Questions remain over Dublin and Monaghan bombings - ArchbishopFriday, May 18th, 2012
At a Mass to commemorate those killed in the Dublin and Monaghan bombings, Archbishop Diarmuid Martin described the attacks as “uniquely brutal” and said the families of victims lived with the burden “of not knowing the full truth of what happened that day”.
The commemorative Mass to mark the 38th anniversary of the attacks was attended by relatives of the 34 people killed on 17 May 1974. The series of car bombings by loyalists also left 300 wounded.
The names of dead were called during the prayers for the faithful during the Mass at St Mary’s Pro-Cathedral.
On a busy May afternoon in 1974, three bombs exploded in Dublin during rush hour and left 27 dead, including an unborn baby. A fourth bomb exploded in Monaghan ninety minutes later killing seven people. No warnings were given ahead of any of the explosions and no-one has ever been charged with the attacks.
In his homily, Archbishop Martin addressed the relatives of the dead saying, “You come together to remember in horror a uniquely brutal act. But you also come together to remember each of those who died.”
Referring to the calling out of the names of the dead, the Archbishop said what they remembered was not a list but “concrete, loving, good people who brought much happiness and hope and goodness” into their lives.
He acknowledged that they still had questions such as ‘why did this happen?’ and added, “Sadly you remain with the burden of not knowing the full truth of what happened on that day. Hurt and pain remain in your hearts.”
The bombings caused the highest number of casualties in any one day during the Troubles.
In 1993, the Ulster Volunteer Force claimed responsibility for the bombings. Allegations of collusion between elements of the British security forces and the UVF in the bombings have never satisfactorily been answered. However, both the British Government and the UVF have always denied these allegations.
In May 1974, Archbishop Martin was living abroad. He told relatives of the victims on Thursday that he remembered his “shock” at what had happened. “I can only imagine the horror and the panic that struck both Dublin and Monaghan and the fear that was engendered by those events”, he commented.
The Primate of Ireland said the shock of the 1974 Dublin and Monaghan bombings had been part of their lives for 38 years now. “The pain is still with you.

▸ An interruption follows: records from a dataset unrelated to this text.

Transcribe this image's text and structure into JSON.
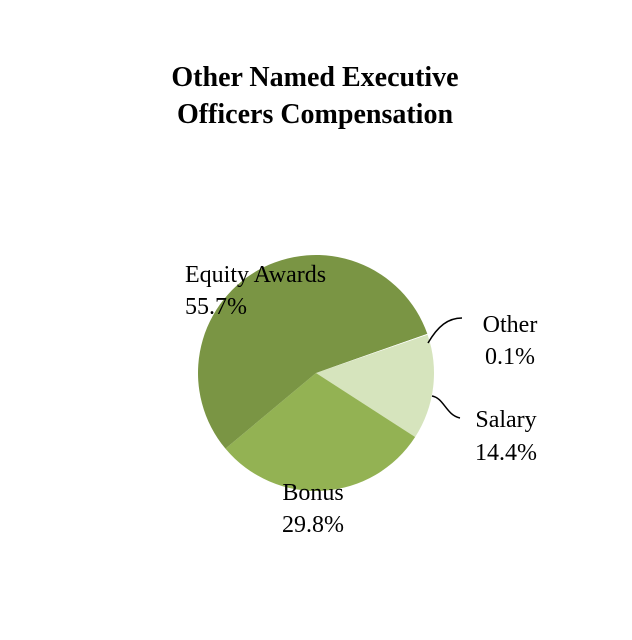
{
  "chart_data": {
    "type": "pie",
    "title": "Other Named Executive Officers Compensation",
    "title_lines": [
      "Other Named Executive",
      "Officers Compensation"
    ],
    "slices": [
      {
        "name": "Salary",
        "value": 14.4,
        "label": "14.4%",
        "color": "#d6e4bd"
      },
      {
        "name": "Bonus",
        "value": 29.8,
        "label": "29.8%",
        "color": "#93b253"
      },
      {
        "name": "Equity Awards",
        "value": 55.7,
        "label": "55.7%",
        "color": "#7a9544"
      },
      {
        "name": "Other",
        "value": 0.1,
        "label": "0.1%",
        "color": "#ffffff"
      }
    ],
    "legend": "none"
  }
}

The pain has affected and still affects other dear ones also. I can only imagine what is going on in each of your hearts here today as you remember.”
Archbishop Martin said there was no greater tribute to the dead than the fact that families and friends “still come together each year in peace and prayerfulness”.
He said the brutality of those who take lives is overcome and healing begins when those who survive react in love, “as you do when you come together in loving support of each other. Each of you have your own memories, but you also come together to bear each others' burden.”
The Archbishop said their prayer was that Ireland’s young hearts would be ones that wish to build a future not on violence but on trust and fidelity and truth.
“Our nation and its people – and indeed our Church – will always need men and women of integrity who feel themselves called to build a society which respects lives in all its dimensions; a society in which as a community we build together a future not based on taking lives or impoverishing lives in any way, but on enhancing lives and offering a vision of hope for the future”, he said in his homily.
He concluded his address by saying that the responsibility of those who have experienced in their depths of their own being the effects of violence was to help us all remember and to recall.
“That does not mean just looking back, but challenging us all to work for the good, so that our future will be a place where all can hope and dream and reach fulfilment”, he said.
Meanwhile, wreaths were also laid on Thursday at a memorial on Talbot Street in Dublin in remembrance of all who lost their lives in the bombings.